Submitted to: Journal of Agricultural and Food Chemistry
Publication Type: Peer Reviewed Journal
Publication Acceptance Date: March 14, 2008
Publication Date: November 12, 2008
Citation: Luthria, D.L., Lin, L., Robbins, R.J., Finley, J.W., Banuelos, G.S., Harnly, J.M. 2008. Discriminating between cultivars and treatments of broccoli using mass spectral fingerprinting and analysis of variance-principal component analysis. Journal of Agricultural and Food Chemistry. 56(21):8130-8140. Interpretive Summary: Genetics and a variety of environmental factors (such as rainfall, pests, soil, irrigation levels, and fertilization) can lead to chemical differences in the same plant materials. A mass spectrometric (MS) method is described that allows the overall chemical composition of plant materials to be compared. This method uses an extraction of a powdered plant material that is analyzed using direct injection MS (no prior chromatographic separation). The spectra of different plant materials are then analyzed using a pattern recognition program called analysis of variance-principal components analysis (ANOVA-PCA). With this method, differences in materials show up as a horizontal separation on the PCA score plots. Further calculations allow the influence (identified as a percent of variance differences in the plots) of the experimental factors (cultivar, treatment, and analytical uncertainty) to be quantified. This method also allows the identification of specific compounds in the plant materials that are most responsible for their chemical differences. This method will prove useful to analysts in comparing and classifying food materials.
Technical Abstract: Metabolite fingerprints, obtained with direct injection mass spectrometry (MS) with both positive and negative ionization, were used with analysis of variance-principal components analysis (ANOVA-PCA) to discriminate between cultivars and growing treatments of broccoli. The sample set consisted of two cultivars of broccoli, Majestic and Legacy, the first grown with 4 different levels of Se and the second grown organically and conventionally with two rates of irrigation. Chemical composition differences in the 2 cultivars and 7 treatments produced patterns that were visually and statistically distinguishable using ANOVA-PCA. PCA loadings allowed identification of the molecular and fragment ions that provided the most significant chemical differences.

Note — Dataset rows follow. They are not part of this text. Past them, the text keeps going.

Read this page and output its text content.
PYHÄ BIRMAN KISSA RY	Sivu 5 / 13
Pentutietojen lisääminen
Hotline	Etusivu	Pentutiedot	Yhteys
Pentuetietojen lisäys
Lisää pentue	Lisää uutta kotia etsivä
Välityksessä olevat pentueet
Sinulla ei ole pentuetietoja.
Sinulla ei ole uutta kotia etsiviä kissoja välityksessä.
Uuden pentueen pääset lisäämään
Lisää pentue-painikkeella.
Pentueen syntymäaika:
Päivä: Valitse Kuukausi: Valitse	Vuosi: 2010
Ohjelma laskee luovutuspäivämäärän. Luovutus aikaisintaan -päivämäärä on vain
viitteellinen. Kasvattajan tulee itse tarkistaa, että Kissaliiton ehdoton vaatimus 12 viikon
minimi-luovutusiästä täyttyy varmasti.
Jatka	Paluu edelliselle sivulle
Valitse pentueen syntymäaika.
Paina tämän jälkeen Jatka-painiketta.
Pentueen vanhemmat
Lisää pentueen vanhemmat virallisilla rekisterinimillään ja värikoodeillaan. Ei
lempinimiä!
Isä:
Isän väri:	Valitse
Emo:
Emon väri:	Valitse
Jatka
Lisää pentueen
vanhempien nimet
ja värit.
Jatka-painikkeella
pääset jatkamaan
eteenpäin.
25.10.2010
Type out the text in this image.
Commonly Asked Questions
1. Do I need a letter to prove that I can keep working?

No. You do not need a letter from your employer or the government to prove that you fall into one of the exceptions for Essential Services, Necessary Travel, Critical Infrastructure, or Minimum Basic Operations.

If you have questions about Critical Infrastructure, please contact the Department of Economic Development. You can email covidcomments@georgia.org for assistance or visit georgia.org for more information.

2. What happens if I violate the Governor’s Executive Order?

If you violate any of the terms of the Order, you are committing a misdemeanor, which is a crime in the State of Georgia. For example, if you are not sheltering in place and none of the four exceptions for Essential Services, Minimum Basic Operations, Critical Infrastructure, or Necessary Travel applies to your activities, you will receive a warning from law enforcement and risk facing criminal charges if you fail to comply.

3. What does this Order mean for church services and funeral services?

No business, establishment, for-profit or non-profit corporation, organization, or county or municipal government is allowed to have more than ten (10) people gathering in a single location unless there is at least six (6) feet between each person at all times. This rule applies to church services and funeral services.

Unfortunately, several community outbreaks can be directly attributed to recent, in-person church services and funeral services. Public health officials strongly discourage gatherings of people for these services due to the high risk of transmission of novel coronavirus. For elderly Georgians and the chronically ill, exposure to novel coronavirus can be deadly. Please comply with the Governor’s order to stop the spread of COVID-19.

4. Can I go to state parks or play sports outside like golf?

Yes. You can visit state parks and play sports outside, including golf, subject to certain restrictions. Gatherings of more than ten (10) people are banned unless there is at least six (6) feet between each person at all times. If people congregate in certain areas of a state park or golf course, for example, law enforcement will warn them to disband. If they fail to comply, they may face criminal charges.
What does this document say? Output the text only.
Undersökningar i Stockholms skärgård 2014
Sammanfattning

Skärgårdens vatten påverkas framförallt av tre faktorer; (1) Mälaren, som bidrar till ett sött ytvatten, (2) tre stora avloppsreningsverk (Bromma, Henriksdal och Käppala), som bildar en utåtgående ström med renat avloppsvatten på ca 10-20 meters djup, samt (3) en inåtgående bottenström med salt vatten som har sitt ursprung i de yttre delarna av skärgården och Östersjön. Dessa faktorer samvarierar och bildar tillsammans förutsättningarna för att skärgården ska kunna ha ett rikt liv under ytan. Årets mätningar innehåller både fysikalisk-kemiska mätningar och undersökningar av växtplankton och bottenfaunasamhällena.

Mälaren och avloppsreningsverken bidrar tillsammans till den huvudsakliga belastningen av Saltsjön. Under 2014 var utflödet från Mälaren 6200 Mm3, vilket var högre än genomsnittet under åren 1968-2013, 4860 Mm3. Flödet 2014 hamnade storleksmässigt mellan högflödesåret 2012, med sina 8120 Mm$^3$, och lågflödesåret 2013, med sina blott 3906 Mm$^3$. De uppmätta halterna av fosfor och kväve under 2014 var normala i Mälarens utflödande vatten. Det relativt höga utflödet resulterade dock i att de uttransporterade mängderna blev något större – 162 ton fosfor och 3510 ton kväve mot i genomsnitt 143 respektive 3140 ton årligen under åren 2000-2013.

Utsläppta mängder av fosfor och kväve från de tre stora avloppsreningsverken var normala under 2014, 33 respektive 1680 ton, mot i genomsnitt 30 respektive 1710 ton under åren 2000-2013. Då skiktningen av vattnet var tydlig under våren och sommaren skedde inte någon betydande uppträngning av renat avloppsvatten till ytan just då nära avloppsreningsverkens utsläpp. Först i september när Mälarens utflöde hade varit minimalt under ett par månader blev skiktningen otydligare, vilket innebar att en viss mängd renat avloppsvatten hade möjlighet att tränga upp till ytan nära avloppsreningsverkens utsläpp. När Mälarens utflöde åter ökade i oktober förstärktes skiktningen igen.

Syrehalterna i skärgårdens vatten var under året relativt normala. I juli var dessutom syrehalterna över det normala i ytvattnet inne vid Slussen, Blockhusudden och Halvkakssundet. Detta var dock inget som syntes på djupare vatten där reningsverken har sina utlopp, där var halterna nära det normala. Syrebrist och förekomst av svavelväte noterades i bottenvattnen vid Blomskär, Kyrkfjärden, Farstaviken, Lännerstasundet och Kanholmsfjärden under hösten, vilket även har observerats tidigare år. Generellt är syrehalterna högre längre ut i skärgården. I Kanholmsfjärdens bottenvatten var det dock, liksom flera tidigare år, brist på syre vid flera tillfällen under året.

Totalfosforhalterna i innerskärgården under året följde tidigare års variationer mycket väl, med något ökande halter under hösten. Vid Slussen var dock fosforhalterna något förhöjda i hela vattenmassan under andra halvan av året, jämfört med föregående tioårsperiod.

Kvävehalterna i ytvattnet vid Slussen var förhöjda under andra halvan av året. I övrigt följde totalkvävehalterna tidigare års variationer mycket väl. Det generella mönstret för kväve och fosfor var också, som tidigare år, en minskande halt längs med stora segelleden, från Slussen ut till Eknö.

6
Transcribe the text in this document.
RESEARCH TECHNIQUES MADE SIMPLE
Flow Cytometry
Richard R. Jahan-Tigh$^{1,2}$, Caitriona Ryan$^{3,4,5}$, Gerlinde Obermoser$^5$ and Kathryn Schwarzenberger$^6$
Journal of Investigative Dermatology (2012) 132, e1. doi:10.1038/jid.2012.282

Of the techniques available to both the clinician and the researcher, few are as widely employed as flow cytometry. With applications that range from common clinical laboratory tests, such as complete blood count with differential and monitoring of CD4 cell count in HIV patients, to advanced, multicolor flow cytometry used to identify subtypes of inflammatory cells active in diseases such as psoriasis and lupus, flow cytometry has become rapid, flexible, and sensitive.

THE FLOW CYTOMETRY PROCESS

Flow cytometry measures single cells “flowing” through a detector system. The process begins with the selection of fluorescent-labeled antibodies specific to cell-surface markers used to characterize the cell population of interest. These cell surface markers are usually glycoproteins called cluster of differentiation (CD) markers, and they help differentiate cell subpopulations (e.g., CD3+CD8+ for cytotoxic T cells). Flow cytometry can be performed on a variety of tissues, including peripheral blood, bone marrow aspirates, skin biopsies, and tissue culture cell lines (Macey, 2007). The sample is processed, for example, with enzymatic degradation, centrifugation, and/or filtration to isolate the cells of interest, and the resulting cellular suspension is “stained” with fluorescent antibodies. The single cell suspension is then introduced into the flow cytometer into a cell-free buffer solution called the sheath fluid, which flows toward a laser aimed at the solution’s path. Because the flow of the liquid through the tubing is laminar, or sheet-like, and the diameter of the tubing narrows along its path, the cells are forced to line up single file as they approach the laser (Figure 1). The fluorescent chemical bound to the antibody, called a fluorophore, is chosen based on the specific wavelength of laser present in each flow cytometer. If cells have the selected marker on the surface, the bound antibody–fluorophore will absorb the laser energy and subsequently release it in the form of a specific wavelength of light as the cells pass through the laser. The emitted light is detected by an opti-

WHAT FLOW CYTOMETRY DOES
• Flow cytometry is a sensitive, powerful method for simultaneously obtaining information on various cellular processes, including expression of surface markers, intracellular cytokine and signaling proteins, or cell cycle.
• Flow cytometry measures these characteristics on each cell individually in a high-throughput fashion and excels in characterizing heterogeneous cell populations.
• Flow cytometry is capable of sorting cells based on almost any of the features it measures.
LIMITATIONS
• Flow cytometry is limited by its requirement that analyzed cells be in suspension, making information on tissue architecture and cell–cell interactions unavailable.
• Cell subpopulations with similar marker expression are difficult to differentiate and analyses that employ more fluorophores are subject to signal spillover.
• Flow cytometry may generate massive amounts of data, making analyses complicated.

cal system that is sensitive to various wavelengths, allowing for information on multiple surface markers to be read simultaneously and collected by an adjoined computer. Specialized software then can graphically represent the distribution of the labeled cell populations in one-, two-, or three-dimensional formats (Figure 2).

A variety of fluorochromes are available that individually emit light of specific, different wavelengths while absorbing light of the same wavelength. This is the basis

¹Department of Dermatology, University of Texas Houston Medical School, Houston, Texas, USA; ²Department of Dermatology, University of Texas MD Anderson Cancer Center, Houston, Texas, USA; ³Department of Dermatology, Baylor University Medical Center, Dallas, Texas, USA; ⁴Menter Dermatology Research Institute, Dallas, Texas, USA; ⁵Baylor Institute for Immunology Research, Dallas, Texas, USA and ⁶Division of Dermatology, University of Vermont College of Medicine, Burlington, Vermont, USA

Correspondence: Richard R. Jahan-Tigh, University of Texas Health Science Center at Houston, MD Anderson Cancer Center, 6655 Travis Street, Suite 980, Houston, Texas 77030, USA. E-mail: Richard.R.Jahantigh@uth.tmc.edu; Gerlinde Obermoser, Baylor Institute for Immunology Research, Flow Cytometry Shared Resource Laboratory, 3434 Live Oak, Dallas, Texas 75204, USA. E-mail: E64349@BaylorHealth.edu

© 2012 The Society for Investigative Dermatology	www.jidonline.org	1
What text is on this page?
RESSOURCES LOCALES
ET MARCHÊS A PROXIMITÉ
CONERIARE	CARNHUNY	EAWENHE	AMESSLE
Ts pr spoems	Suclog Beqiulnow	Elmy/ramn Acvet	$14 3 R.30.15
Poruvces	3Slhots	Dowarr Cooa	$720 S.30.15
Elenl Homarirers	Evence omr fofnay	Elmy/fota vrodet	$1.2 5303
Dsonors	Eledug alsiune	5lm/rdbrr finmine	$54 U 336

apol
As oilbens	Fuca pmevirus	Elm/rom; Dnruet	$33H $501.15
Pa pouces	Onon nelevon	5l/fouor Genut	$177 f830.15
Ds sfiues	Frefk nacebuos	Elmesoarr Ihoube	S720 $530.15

A standardized profiling method for phenolic compounds showed that important discriminating ions were not phenolic compounds. The elution time of the discriminating ions and previous reports suggest that they were common sugars and organic acids. The mean of the ANOVA calculations of the positive and negative ionization MS fingerprints showed that for UV, 33% of the variance came from the cultivar, 59% from the growing treatment, and 8% from analytical uncertainty. Although the positive and negative ionization fingerprints differed significantly, there was no difference in the distribution of variance. High variance of individual masses with cultivars or growing treatment was correlated with high PCA loadings. The ANOVA data suggests that only variables with high variance for analytical uncertainty should be deleted. All other variables represent discriminating masses that allow separation of the samples with respect to cultivar and treatment.